Alas! If only we Americans would stop subsidizing massacres such as the one in Gaza these past two weeks – doling out without condition three billion dollars a year in military aid to the fourth most powerful military in the world to kill a hundred enemies for every single one the enemy kills …
Alas! If only the Israeli government would pause and reflect – simply pause and reflect – that half of the 1.4 million faces of its current enemy are under the age of 15 (who could then say that these children are not the Chosen?) …
And, alas! If only the Israeli government would simply let the doctors and the medicines into Gaza …
If only. How ironic, that those who so poignantly bear such a powerfully historic story of being chosen by their God, rather than choosing their God, have suddenly developed amnesia for the other half of their original covenant of chosenness to Abram: “and in you all the families of the earth shall be blessed.”3
For contrary to how our government may portray matters – and with Hamas’ own belligerence duly noted – the Israeli government is not doing the naming of what is human and humane here, it is not doing the claiming of what is human and humane here, and it certainly is not being called by the God who has so marked and self-identified with us all to respond to ground-base missile launchers and rocks with F-16 jets and depleted uranium.
This is not how “the chosen” are called to treat “the blessed”!
Whether the marks of God’s own choosing be our circumcision or our baptism: Let us know that the journey begins but does not end with these marks. Let us who are Christians hear – really hear – these consummating words from John today: “I have baptized us with water, but (Jesus) will baptize you with the Holy Spirit.”
Words of wisdom channeled to us twenty centuries later by a valium-addled prophet named Harper Pitt in Tony Kushner’s play and film Angels in America. Surveying the skyline of Brooklyn – and I don’t mean Brooklyn, MI – Harper Pitt reflects the following to her estranged Mormon husband: a gay man who nevertheless wants her back:
Water won’t ever accomplish the end, no matter how much you cry. A flood’s not the answer. People just float … Fire’s the answer. The great and terrible day at last.4
The fire of the Holy Spirit. “Great and terrible”, to our ego … because we are rendered helpless before the Spirit’s gracious power. “Great and terrible”, to our ego … because all our naming and all our claiming and all our blaming are suddenly melted away.

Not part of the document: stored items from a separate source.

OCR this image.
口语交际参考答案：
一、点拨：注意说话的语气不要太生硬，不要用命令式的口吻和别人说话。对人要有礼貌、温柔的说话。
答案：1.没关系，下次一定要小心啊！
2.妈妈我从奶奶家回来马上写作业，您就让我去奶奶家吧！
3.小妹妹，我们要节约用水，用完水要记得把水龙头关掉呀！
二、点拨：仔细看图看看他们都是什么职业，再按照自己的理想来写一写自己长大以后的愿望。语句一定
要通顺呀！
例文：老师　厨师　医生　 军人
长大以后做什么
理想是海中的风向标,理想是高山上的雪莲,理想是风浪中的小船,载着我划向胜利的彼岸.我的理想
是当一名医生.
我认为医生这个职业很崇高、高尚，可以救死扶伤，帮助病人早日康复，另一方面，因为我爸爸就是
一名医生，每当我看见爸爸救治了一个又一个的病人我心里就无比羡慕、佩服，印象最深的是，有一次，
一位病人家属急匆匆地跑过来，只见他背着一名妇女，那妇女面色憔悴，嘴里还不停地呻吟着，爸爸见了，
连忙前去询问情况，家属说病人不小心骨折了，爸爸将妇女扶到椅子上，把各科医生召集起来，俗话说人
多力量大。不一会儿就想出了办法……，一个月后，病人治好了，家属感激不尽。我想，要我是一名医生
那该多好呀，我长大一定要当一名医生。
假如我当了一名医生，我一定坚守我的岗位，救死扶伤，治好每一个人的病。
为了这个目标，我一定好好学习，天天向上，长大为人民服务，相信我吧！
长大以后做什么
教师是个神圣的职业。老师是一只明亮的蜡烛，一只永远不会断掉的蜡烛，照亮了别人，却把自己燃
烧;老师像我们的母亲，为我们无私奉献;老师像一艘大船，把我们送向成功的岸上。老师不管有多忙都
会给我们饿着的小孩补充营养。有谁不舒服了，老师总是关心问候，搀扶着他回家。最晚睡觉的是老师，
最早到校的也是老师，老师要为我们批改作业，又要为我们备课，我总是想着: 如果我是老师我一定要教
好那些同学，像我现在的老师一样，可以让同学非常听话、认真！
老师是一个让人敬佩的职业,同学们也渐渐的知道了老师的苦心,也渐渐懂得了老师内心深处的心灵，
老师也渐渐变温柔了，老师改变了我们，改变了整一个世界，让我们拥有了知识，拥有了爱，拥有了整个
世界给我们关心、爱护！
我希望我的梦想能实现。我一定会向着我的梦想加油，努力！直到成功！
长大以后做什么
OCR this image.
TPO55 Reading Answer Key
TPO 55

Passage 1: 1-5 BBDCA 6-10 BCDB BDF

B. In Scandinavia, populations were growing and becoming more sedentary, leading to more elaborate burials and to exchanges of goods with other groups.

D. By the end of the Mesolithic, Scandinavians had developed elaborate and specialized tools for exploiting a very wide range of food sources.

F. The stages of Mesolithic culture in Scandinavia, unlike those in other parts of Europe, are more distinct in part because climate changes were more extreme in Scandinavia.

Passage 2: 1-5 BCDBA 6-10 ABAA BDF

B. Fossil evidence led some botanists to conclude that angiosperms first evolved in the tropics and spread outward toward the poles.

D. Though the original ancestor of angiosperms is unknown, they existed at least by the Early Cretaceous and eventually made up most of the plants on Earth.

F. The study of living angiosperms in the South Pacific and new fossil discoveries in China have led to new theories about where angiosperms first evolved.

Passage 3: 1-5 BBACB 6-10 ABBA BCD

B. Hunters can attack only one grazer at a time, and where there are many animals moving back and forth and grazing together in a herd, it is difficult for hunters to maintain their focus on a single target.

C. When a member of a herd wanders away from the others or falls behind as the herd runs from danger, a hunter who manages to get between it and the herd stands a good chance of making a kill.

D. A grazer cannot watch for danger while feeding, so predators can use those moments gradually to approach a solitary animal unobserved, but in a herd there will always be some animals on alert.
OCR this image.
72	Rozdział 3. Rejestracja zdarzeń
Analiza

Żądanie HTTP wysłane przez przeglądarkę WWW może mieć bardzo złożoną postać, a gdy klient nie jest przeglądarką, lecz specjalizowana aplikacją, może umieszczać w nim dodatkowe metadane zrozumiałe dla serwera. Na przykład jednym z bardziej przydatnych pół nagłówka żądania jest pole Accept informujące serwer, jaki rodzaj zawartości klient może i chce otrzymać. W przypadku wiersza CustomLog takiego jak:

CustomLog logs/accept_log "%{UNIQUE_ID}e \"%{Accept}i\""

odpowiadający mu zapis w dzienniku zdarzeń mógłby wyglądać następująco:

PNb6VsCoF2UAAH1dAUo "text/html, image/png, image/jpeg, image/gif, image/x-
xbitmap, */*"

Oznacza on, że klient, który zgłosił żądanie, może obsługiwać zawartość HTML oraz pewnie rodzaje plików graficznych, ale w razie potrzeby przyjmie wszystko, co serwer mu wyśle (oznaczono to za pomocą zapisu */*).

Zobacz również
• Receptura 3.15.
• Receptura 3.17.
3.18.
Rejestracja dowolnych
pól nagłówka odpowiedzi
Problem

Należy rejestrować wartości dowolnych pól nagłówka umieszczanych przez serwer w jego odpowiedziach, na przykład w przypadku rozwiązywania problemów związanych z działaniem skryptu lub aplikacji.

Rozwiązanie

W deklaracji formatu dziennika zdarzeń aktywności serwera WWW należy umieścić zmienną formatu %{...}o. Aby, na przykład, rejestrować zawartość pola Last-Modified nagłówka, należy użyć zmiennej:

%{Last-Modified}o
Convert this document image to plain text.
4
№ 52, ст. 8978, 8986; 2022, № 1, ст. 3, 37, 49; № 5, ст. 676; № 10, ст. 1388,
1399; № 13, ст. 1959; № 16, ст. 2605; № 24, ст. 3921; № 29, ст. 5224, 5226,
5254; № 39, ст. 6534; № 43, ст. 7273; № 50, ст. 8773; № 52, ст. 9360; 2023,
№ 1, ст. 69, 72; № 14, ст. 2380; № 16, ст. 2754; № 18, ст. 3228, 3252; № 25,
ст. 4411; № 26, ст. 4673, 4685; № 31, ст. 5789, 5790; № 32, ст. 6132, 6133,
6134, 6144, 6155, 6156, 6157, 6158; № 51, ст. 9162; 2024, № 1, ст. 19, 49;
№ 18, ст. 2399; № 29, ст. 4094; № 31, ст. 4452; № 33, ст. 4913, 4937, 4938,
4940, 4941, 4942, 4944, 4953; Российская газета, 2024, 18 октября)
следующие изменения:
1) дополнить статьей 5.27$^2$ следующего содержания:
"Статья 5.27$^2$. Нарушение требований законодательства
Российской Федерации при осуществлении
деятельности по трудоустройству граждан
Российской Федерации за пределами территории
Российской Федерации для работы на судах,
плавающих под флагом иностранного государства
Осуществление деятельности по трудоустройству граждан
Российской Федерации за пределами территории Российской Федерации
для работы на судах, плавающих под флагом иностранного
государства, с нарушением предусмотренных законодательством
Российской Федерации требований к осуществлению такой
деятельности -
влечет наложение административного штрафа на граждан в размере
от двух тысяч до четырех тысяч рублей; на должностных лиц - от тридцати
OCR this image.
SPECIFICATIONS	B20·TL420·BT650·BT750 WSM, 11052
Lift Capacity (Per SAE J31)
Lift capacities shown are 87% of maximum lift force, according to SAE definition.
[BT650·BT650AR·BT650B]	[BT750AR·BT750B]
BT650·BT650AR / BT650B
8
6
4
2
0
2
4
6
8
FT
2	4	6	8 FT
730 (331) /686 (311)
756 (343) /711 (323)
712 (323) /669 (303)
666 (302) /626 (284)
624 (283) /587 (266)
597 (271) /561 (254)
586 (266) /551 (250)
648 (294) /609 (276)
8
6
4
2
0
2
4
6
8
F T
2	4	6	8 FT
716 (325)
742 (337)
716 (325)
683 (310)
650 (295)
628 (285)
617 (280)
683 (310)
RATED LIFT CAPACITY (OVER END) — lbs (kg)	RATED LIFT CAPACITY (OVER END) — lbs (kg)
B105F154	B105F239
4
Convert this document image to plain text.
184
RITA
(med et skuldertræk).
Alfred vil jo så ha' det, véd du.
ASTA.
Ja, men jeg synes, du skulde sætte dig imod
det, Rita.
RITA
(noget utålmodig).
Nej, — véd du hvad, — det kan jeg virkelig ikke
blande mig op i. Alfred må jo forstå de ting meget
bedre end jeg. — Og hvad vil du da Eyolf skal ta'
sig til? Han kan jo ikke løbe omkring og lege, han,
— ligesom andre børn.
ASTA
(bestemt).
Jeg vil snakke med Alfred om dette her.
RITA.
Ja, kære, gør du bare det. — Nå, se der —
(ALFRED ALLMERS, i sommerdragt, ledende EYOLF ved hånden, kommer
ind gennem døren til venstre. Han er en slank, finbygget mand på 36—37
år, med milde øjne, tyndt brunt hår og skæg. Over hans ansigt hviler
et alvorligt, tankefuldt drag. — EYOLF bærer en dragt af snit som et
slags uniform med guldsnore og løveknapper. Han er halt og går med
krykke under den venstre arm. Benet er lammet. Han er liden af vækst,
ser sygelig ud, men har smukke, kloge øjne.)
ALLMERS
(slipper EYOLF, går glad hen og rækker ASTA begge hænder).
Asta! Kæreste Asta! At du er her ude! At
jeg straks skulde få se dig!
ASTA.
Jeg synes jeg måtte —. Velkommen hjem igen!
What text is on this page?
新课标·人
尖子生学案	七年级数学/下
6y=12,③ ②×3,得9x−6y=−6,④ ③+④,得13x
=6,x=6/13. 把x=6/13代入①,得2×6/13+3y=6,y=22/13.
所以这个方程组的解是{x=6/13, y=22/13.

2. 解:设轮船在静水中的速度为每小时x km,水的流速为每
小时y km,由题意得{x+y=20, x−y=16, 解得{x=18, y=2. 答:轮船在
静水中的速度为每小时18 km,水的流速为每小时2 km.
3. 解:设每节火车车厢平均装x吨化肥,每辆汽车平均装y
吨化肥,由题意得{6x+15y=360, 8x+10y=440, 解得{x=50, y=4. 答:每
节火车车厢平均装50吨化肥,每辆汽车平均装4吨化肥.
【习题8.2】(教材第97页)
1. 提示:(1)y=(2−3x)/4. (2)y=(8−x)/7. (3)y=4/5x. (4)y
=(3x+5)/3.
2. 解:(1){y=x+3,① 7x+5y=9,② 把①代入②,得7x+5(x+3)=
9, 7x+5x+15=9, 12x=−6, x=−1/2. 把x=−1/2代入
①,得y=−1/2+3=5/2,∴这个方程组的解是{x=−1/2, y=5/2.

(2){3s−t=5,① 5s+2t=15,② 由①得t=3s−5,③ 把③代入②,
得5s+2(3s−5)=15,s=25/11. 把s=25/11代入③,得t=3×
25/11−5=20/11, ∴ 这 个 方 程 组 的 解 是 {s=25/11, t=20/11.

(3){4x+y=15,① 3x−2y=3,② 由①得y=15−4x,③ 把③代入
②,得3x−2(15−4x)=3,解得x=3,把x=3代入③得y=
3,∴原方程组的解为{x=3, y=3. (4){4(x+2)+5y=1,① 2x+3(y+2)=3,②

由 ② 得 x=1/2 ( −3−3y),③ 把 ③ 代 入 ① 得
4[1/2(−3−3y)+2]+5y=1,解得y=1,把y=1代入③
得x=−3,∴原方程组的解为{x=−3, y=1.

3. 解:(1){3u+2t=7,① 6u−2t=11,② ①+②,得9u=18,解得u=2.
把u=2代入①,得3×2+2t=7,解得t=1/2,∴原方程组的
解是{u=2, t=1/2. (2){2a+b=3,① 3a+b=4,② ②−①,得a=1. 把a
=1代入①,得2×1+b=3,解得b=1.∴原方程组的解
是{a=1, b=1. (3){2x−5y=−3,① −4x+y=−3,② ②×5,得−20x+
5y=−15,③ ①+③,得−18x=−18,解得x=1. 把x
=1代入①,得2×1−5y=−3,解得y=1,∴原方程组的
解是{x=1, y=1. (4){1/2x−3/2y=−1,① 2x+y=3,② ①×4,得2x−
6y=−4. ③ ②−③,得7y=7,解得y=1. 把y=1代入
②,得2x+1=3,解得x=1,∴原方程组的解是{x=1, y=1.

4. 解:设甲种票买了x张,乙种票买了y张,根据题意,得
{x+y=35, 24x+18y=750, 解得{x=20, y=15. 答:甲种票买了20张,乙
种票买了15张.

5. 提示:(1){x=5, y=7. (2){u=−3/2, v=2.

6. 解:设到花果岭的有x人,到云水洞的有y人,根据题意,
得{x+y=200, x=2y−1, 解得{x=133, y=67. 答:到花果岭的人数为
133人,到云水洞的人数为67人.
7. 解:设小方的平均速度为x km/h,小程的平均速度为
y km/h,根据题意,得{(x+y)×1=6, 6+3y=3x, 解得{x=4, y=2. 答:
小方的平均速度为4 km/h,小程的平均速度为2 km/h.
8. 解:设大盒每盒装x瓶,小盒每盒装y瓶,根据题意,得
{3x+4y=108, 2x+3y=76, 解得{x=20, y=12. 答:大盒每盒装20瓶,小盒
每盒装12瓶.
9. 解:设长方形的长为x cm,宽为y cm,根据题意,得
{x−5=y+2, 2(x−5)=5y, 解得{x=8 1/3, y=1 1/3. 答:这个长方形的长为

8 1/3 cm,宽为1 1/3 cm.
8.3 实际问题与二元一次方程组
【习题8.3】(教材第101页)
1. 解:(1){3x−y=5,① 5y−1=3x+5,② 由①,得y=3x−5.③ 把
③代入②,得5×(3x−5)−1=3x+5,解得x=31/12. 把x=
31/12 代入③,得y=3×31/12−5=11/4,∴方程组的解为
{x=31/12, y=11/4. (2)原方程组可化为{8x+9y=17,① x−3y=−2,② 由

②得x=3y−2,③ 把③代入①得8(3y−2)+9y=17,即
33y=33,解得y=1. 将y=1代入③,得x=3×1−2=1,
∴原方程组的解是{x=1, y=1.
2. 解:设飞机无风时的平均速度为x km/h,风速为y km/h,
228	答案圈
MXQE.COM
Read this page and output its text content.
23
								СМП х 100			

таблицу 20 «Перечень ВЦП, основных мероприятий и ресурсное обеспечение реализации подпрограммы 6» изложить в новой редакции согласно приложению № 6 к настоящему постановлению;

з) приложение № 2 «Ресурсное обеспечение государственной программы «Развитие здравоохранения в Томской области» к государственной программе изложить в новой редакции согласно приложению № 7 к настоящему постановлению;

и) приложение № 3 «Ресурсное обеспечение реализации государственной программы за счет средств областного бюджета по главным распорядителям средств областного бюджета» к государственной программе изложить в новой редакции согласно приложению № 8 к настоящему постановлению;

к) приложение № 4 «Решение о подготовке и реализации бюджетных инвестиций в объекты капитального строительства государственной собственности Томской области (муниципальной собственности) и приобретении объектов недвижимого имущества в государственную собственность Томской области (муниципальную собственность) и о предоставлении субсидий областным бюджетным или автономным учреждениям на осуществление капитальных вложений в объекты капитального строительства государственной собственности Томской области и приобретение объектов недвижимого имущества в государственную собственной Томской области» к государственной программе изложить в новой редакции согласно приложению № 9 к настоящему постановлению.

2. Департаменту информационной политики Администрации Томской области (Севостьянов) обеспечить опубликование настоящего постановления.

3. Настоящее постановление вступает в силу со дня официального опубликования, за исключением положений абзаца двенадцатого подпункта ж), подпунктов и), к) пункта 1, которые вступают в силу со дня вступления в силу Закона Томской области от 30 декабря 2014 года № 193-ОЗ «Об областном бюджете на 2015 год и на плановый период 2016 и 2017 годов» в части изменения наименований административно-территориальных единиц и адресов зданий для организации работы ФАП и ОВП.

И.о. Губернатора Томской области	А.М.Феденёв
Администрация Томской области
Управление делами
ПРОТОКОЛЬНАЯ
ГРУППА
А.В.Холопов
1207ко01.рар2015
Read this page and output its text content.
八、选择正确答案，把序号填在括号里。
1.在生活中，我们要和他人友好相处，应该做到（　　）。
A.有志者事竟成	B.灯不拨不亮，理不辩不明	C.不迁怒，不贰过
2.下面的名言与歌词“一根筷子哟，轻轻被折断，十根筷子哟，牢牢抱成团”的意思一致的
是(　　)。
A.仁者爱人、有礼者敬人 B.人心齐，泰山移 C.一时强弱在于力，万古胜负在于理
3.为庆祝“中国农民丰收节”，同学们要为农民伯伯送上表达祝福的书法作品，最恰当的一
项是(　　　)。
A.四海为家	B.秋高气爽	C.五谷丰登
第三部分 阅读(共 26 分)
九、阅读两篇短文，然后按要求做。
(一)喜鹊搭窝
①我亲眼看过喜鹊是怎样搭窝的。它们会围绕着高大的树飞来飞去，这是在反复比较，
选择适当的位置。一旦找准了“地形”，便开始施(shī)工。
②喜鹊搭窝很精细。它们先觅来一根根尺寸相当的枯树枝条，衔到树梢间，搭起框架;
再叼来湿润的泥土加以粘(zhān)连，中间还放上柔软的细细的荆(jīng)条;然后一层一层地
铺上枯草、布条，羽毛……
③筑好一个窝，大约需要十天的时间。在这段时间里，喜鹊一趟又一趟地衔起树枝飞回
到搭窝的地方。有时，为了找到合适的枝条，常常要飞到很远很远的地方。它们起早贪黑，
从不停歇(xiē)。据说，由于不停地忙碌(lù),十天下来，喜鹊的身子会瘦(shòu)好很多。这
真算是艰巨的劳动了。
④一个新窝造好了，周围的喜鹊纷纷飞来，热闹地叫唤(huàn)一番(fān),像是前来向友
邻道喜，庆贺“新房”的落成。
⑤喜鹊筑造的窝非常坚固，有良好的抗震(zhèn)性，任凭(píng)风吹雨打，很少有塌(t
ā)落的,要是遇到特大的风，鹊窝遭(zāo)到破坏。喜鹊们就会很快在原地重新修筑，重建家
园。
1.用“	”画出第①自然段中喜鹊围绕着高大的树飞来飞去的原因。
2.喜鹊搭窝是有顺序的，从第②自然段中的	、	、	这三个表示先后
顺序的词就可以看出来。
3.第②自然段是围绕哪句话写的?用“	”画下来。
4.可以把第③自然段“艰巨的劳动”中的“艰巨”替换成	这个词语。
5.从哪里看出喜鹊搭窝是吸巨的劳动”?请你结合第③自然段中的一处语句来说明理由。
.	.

“Great and terrible”, to our ego … because that Spirit-fire in turn names us, and claims us, and calls us, beyond our long-forgotten baptismal moment. To a promise and a place that may forge us, yet one which we can never erase.
“Name it … Claim it … and Erase it”: No more!
For in our baptism – by the water, and by the Spirit – we are named, and we are claimed, and we are called … forevermore.
Regardless.
World without end. Amen.
2Quoted in Suzanne Mayer, “Pastoral Implications: Baptism of the Lord”, in Lectionary Homiletics, Volume XX, Number 1, p. 50.
3Genesis 12:4, New Revised Standard Version.
4Quote taken from the film version (2004, Home Box Office, Inc.)